Wednesday, April 26, 2000
Mayor for recreation fund boost
By Walt Schaefer
The Cincinnati Enquirer
NORWOOD Mayor Joe Hochbein will recommend approval of a supplemental appropriation of $54,500 for recreation programs.
The request from the city's recreation department follows scrutiny of the commission's budget after an initial appropriation from council of $215,000 $85,000 less than requested.
Last week, Councilman Mike Fulmer, chairman of council's committee overseeing recreation, and some recreation commission members, expressed concerns about maintaining programs with such a t slash in funding.
If city council approves the supplemental appropriation from the general fund next month, the budget will total $269,000 $31,000 less than the $300,000 originally requested. No programs will be affected.
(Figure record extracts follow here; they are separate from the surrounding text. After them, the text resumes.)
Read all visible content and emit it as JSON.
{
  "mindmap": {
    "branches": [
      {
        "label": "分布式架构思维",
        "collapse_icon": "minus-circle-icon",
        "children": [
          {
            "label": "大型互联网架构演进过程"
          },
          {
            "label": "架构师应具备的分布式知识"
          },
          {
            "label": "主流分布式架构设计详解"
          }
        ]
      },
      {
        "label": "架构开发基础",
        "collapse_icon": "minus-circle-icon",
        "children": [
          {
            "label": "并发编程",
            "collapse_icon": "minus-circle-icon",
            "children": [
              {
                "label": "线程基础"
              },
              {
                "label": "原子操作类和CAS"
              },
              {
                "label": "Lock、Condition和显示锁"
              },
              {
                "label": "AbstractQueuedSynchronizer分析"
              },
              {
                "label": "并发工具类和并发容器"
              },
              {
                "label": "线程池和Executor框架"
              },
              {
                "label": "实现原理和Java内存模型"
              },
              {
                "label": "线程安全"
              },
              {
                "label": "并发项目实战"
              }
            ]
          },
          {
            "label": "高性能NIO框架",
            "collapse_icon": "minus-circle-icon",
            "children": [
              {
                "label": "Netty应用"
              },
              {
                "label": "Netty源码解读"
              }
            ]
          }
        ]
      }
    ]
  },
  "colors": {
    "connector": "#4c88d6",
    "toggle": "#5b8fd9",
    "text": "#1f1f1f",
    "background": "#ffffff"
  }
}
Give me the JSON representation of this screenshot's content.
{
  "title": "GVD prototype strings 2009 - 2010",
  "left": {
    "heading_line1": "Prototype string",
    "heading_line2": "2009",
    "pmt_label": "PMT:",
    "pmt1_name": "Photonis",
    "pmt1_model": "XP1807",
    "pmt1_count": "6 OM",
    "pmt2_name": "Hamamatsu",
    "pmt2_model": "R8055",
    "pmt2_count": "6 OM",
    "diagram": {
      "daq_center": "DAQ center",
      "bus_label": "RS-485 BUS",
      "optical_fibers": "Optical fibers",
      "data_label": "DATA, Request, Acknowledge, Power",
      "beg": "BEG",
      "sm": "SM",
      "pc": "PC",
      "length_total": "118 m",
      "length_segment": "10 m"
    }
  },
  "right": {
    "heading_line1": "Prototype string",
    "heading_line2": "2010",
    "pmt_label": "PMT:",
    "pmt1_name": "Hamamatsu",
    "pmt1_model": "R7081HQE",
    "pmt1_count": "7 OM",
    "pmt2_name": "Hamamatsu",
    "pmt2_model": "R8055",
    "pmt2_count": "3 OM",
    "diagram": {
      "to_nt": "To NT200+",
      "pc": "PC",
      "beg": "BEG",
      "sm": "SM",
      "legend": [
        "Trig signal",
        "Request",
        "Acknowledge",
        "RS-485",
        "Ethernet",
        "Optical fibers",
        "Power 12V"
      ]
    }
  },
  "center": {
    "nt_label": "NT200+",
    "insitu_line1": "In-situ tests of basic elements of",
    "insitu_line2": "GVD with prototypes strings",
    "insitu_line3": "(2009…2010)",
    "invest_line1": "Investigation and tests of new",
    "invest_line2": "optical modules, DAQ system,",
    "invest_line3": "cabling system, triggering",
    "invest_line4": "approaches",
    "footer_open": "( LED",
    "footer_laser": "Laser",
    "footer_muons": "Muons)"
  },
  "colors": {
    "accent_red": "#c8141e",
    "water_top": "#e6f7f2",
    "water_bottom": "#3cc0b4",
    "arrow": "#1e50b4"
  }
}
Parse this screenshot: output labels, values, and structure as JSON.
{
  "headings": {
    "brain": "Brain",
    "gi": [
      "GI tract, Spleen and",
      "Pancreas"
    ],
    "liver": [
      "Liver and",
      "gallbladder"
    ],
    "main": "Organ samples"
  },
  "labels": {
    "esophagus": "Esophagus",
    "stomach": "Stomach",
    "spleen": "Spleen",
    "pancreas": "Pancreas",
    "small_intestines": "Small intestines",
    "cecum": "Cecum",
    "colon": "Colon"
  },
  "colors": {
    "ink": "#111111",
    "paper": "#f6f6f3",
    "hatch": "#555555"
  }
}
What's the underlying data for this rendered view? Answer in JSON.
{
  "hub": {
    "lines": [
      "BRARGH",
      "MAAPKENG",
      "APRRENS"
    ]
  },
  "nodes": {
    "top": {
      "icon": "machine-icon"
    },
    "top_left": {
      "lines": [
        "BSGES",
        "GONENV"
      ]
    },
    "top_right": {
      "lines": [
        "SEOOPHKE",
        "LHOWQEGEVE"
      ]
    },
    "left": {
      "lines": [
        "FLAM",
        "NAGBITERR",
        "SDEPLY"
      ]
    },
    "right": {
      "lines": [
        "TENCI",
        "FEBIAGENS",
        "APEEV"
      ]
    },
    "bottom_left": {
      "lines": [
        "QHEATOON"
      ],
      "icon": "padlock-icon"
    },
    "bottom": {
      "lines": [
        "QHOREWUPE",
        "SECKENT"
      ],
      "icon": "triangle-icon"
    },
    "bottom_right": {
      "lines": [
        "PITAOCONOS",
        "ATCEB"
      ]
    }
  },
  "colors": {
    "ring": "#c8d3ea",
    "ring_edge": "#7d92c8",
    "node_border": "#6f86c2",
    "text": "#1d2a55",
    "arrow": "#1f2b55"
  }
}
Jack Cameron, the city's projects coordinator and a member of the recreation commission, said the board, and recreation program director Jennifer Wallace, reviewed the budget and saw no way to maintain programs without more money.
They decided money could be saved by reducing the number of lifeguards from four to three at pools at Burwood and Victory Parks and reducing some pool hours. However, it became apparent drastic measures including closing three neighborhood pools would be required to meet the $215,000 figure, he said.
Other savings will be generated by curtailing minor capital improvements and reducing supplies.
I want to emphasize that while this was a budget issue, it has nothing to do with the city's financial condition, Mr. Hochbein said.
The mayor said statements made by Mr. Fulmer last week that the city's subsidy for recreation would be $4,630 of the original $215,000 appropriation were misleading since the city spends $250,000 a year in work hours directly related to recreation, and spent $250,000 last year in capital improvements to the city's main swimming pool at Waterworks Park.
The mayor agreed with Mr. Fulmer that the annual subsidy from Norwood City Schools is expected to drop from $85,000 to $42,500 this year. Program fees are estimated to generate $168,000 for the year.